When the economy crashed in 2008 many previously viable car dealerships went bankrupt due to the huge decrease in sales. Deuce McAllister Nissan in South Jackson was one of the dealerships that went out of business. The dealership was owned by Deuce McAllister, the former star running back for Ole Miss and the New Orleans Saints.

In December the Clarion-Ledger reported under the headline “McAllister files suit against Nissan” that Deuce and Nissan are in a $1.5 million lawsuit stemming from Deuce’s personal guaranty of the dealership’s operations. Deuce filed a counterclaim in response to Nissan’s Complaint. A more accurate news headline would have been “Deuce on the Hook for $1.5 Million Owed by Failed Nissan Dealership.”

On Thursday Kingfish posted links to the Complaint, Answer and Counterclaim, Nissan’s Motion to Dismiss Counterclaim and Deuce’s Amended Counterclaim. Nissan’s claims are primarily based on its Financing and Security Agreement with Deuce’s dealership and Deuce’s personal guaranty of the dealership’s obligations. You might think that Deuce has the home field advantage in the case, since it is pending in Jackson and everyone loves Deuce. You would be wrong.
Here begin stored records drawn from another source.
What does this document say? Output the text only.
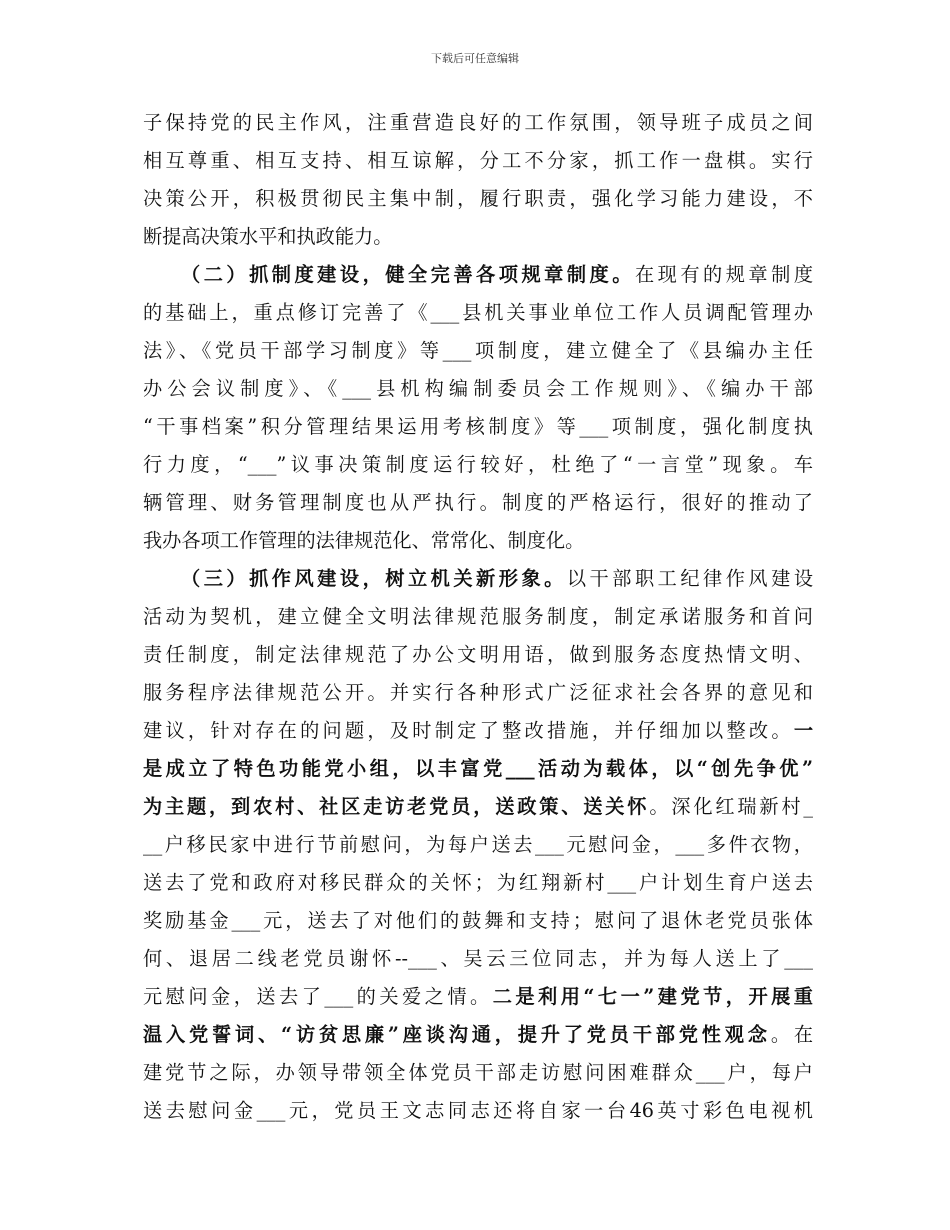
下载后可任意编辑
子保持党的民主作风，注重营造良好的工作氛围，领导班子成员之间
相互尊重、相互支持、相互谅解，分工不分家，抓工作一盘棋。实行
决策公开，积极贯彻民主集中制，履行职责，强化学习能力建设，不
断提高决策水平和执政能力。
（二）抓制度建设，健全完善各项规章制度。在现有的规章制度
的基础上，重点修订完善了《___县机关事业单位工作人员调配管理办
法》、《党员干部学习制度》等___项制度，建立健全了《县编办主任
办公会议制度》、《___县机构编制委员会工作规则》、《编办干部
“干事档案”积分管理结果运用考核制度》等___项制度，强化制度执
行力度，“___”议事决策制度运行较好，杜绝了“一言堂”现象。车
辆管理、财务管理制度也从严执行。制度的严格运行，很好的推动了
我办各项工作管理的法律规范化、常常化、制度化。
（三）抓作风建设，树立机关新形象。以干部职工纪律作风建设
活动为契机，建立健全文明法律规范服务制度，制定承诺服务和首问
责任制度，制定法律规范了办公文明用语，做到服务态度热情文明、
服务程序法律规范公开。并实行各种形式广泛征求社会各界的意见和
建议，针对存在的问题，及时制定了整改措施，并仔细加以整改。一
是成立了特色功能党小组，以丰富党___活动为载体，以“创先争优”
为主题，到农村、社区走访老党员，送政策、送关怀。深化红瑞新村_
__户移民家中进行节前慰问，为每户送去___元慰问金，___多件衣物，
送去了党和政府对移民群众的关怀；为红翔新村___户计划生育户送去
奖励基金___元，送去了对他们的鼓舞和支持；慰问了退休老党员张体
何、退居二线老党员谢怀--___、吴云三位同志，并为每人送上了___
元慰问金，送去了___的关爱之情。二是利用“七一”建党节，开展重
温入党誓词、“访贫思廉”座谈沟通，提升了党员干部党性观念。在
建党节之际，办领导带领全体党员干部走访慰问困难群众___户，每户
送去慰问金___元，党员王文志同志还将自家一台46英寸彩色电视机
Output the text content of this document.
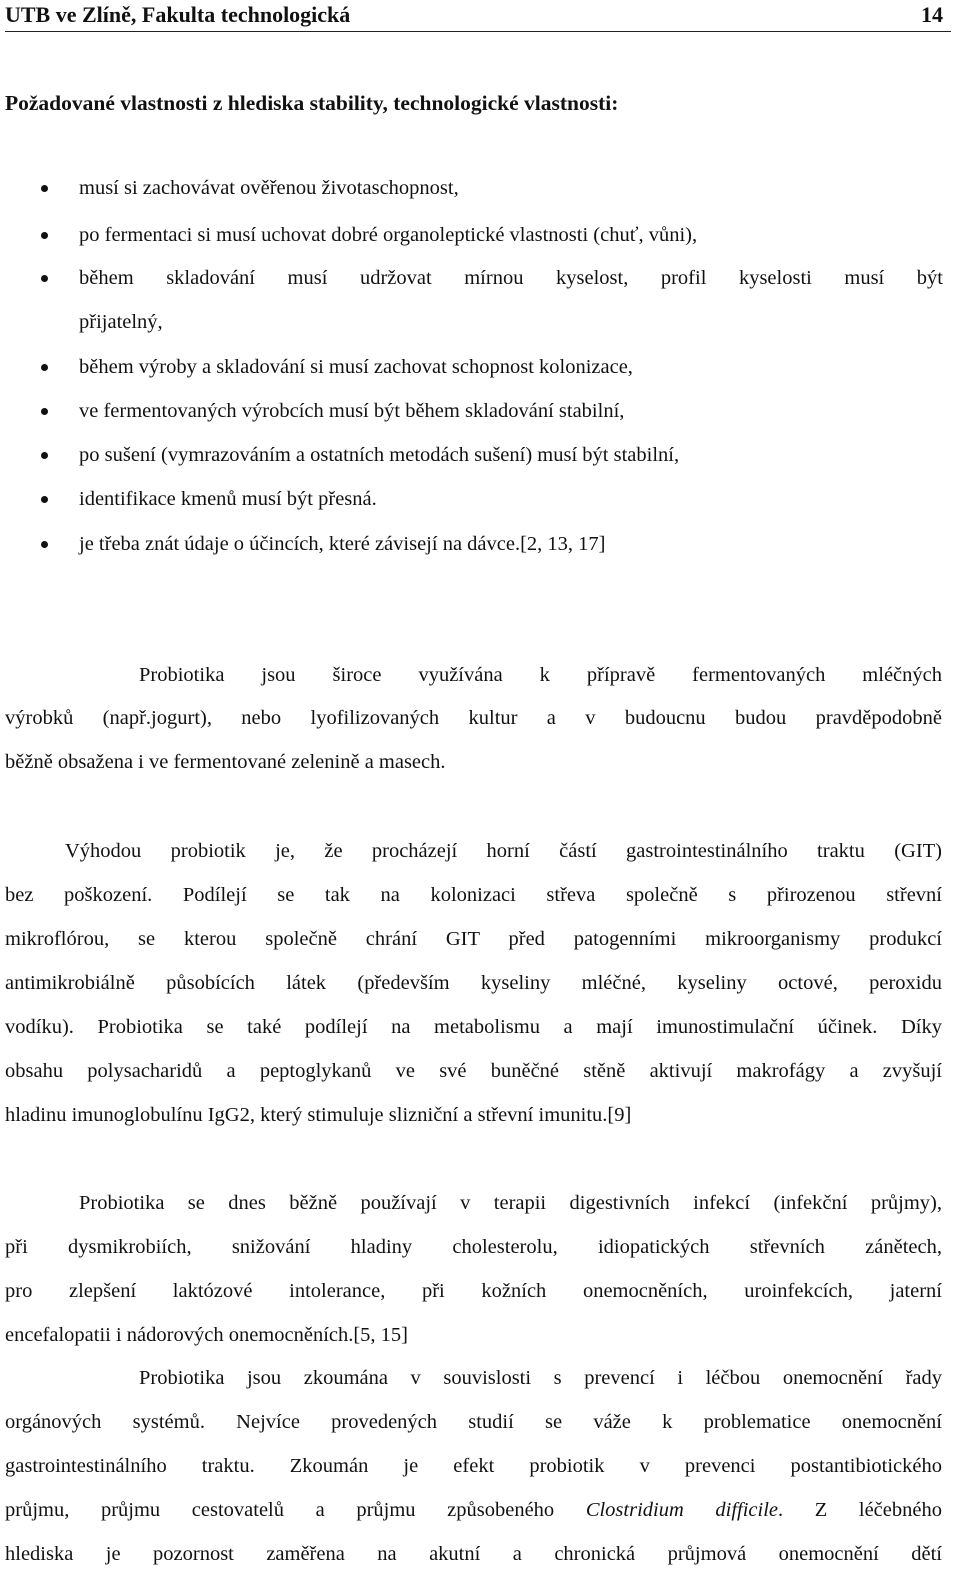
UTB ve Zlíně, Fakulta technologická	14
Požadované vlastnosti z hlediska stability, technologické vlastnosti:
musí si zachovávat ověřenou životaschopnost,
po fermentaci si musí uchovat dobré organoleptické vlastnosti (chuť, vůni),
během skladování musí udržovat mírnou kyselost, profil kyselosti musí být
přijatelný,
během výroby a skladování si musí zachovat schopnost kolonizace,
ve fermentovaných výrobcích musí být během skladování stabilní,
po sušení (vymrazováním a ostatních metodách sušení) musí být stabilní,
identifikace kmenů musí být přesná.
je třeba znát údaje o účincích, které závisejí na dávce.[2, 13, 17]
Probiotika jsou široce využívána k přípravě fermentovaných mléčných
výrobků (např.jogurt), nebo lyofilizovaných kultur a v budoucnu budou pravděpodobně
běžně obsažena i ve fermentované zelenině a masech.
Výhodou probiotik je, že procházejí horní částí gastrointestinálního traktu (GIT)
bez poškození. Podílejí se tak na kolonizaci střeva společně s přirozenou střevní
mikroflórou, se kterou společně chrání GIT před patogenními mikroorganismy produkcí
antimikrobiálně působících látek (především kyseliny mléčné, kyseliny octové, peroxidu
vodíku). Probiotika se také podílejí na metabolismu a mají imunostimulační účinek. Díky
obsahu polysacharidů a peptoglykanů ve své buněčné stěně aktivují makrofágy a zvyšují
hladinu imunoglobulínu IgG2, který stimuluje slizniční a střevní imunitu.[9]
Probiotika se dnes běžně používají v terapii digestivních infekcí (infekční průjmy),
při dysmikrobiích, snižování hladiny cholesterolu, idiopatických střevních zánětech,
pro zlepšení laktózové intolerance, při kožních onemocněních, uroinfekcích, jaterní
encefalopatii i nádorových onemocněních.[5, 15]
Probiotika jsou zkoumána v souvislosti s prevencí i léčbou onemocnění řady
orgánových systémů. Nejvíce provedených studií se váže k problematice onemocnění
gastrointestinálního traktu. Zkoumán je efekt probiotik v prevenci postantibiotického
průjmu, průjmu cestovatelů a průjmu způsobeného Clostridium difficile. Z léčebného
hlediska je pozornost zaměřena na akutní a chronická průjmová onemocnění dětí
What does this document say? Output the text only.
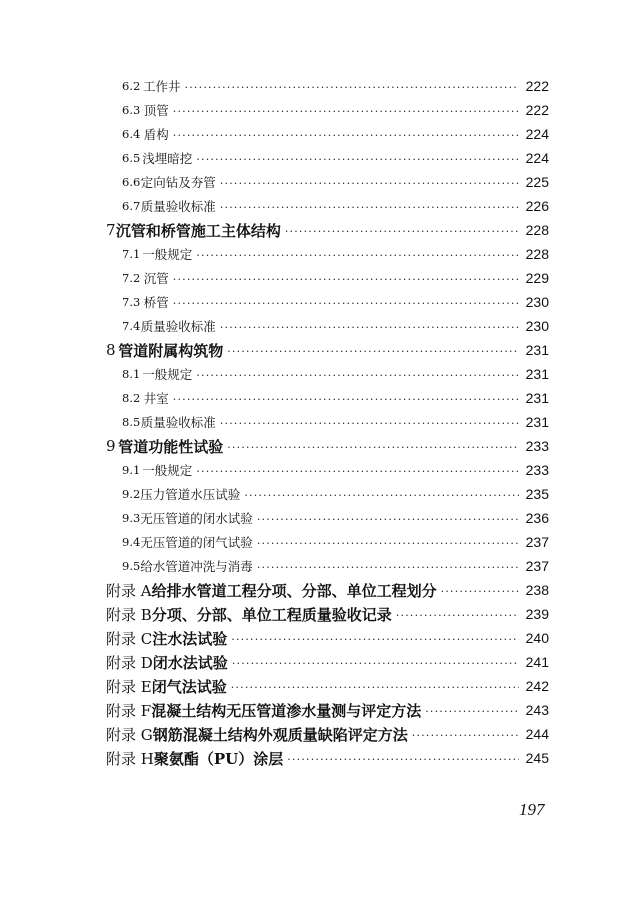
6.2 工作井 ·····	222
6.3 顶管 ·····	222
6.4 盾构 ·····	224
6.5 浅埋暗挖 ·····	224
6.6 定向钻及夯管 ·····	225
6.7 质量验收标准 ·····	226
7 沉管和桥管施工主体结构 ·····	228
7.1 一般规定 ·····	228
7.2 沉管 ·····	229
7.3 桥管 ·····	230
7.4 质量验收标准 ·····	230
8 管道附属构筑物 ·····	231
8.1 一般规定 ·····	231
8.2 井室 ·····	231
8.5 质量验收标准 ·····	231
9 管道功能性试验 ·····	233
9.1 一般规定 ·····	233
9.2 压力管道水压试验 ·····	235
9.3 无压管道的闭水试验 ·····	236
9.4 无压管道的闭气试验 ·····	237
9.5 给水管道冲洗与消毒 ·····	237
附录 A 给排水管道工程分项、分部、单位工程划分 ·····	238
附录 B 分项、分部、单位工程质量验收记录 ·····	239
附录 C 注水法试验 ·····	240
附录 D 闭水法试验 ·····	241
附录 E 闭气法试验 ·····	242
附录 F 混凝土结构无压管道渗水量测与评定方法 ·····	243
附录 G 钢筋混凝土结构外观质量缺陷评定方法 ·····	244
附录 H 聚氨酯（PU）涂层 ·····	245
197
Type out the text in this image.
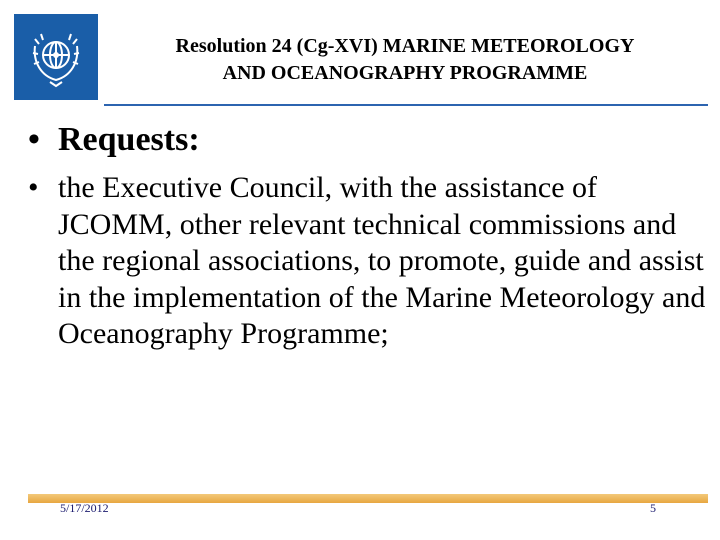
Resolution 24 (Cg-XVI) MARINE METEOROLOGY
AND OCEANOGRAPHY PROGRAMME
• Requests:
• the Executive Council, with the assistance of JCOMM, other relevant technical commissions and the regional associations, to promote, guide and assist in the implementation of the Marine Meteorology and Oceanography Programme;
5/17/2012	5
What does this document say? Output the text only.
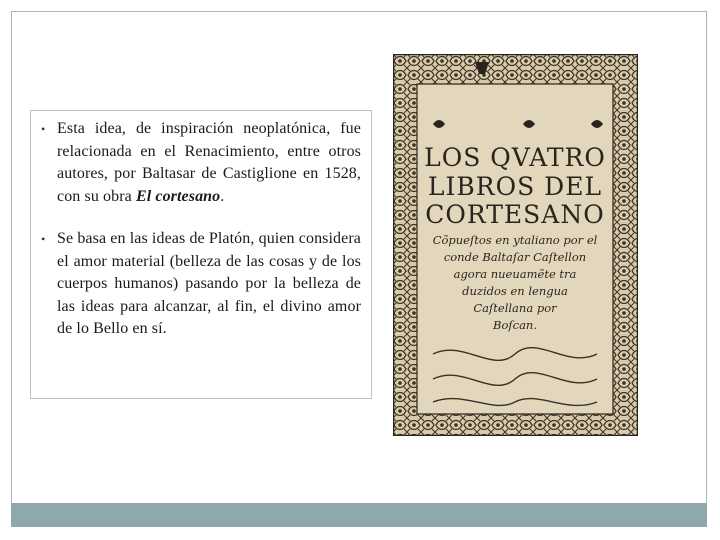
• Esta idea, de inspiración neoplatónica, fue relacionada en el Renacimiento, entre otros autores, por Baltasar de Castiglione en 1528, con su obra El cortesano.
• Se basa en las ideas de Platón, quien considera el amor material (belleza de las cosas y de los cuerpos humanos) pasando por la belleza de las ideas para alcanzar, al fin, el divino amor de lo Bello en sí.
LOS QVATRO
LIBROS DEL
CORTESANO
Cõpueſtos en ytaliano por el
conde Baltaſar Caſtellon
agora nueuamẽte tra
duzidos en lengua
Caſtellana por
Boſcan.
Franchise and dealership agreements are drafted by the franchisor’s or manufacturer’s lawyers based on a company’s collective knowledge gained from many years of experience. The terms of the agreement are rarely negotiated and are heavily stacked in favor of the manufacturer/ franchisor. Nissan and other companies like it have been in many lawsuits seeking to collect under personal guarantees against individuals such as Deuce, and they almost always win.

Deuce claims that Nissan "was guilty of negligence in the performance of its obligations under the contracts.." and concealed information from Deuce. The counterclaim does not provide specific details of Nissan’s alleged misconduct, nor does it cite any contractual provisions that Nissan breached.

I do not see a negligence theory working in this case. There were contracts between  the parties and the contracts controlled. Either Nissan breached its obligations under the contracts or it didn’t, and I suspect that it didn’t.

It is common for individuals in a similar position as Deuce to file a counterclaim against the manufacturer or even sue first in a preemptive strike in an attempt to gain leverage in negotiating a decent settlement. But it almost never works. It usually ends up being this simple: (1) the dealership, which is now in bankruptcy, owes Nissan the money; (2) Deuce is personally liable for the dealership’s obligations; so (3) Deuce has to pay Nissan the $1.5 million. If this was a football game, Deuce would be at least a two touchdown underdog to win the game. 

Nissan’s attorneys are Jeff Barber and Chad Hammons at Watkins Ludlam. Deuce’s lawyer is Joe Roberts of Jackson.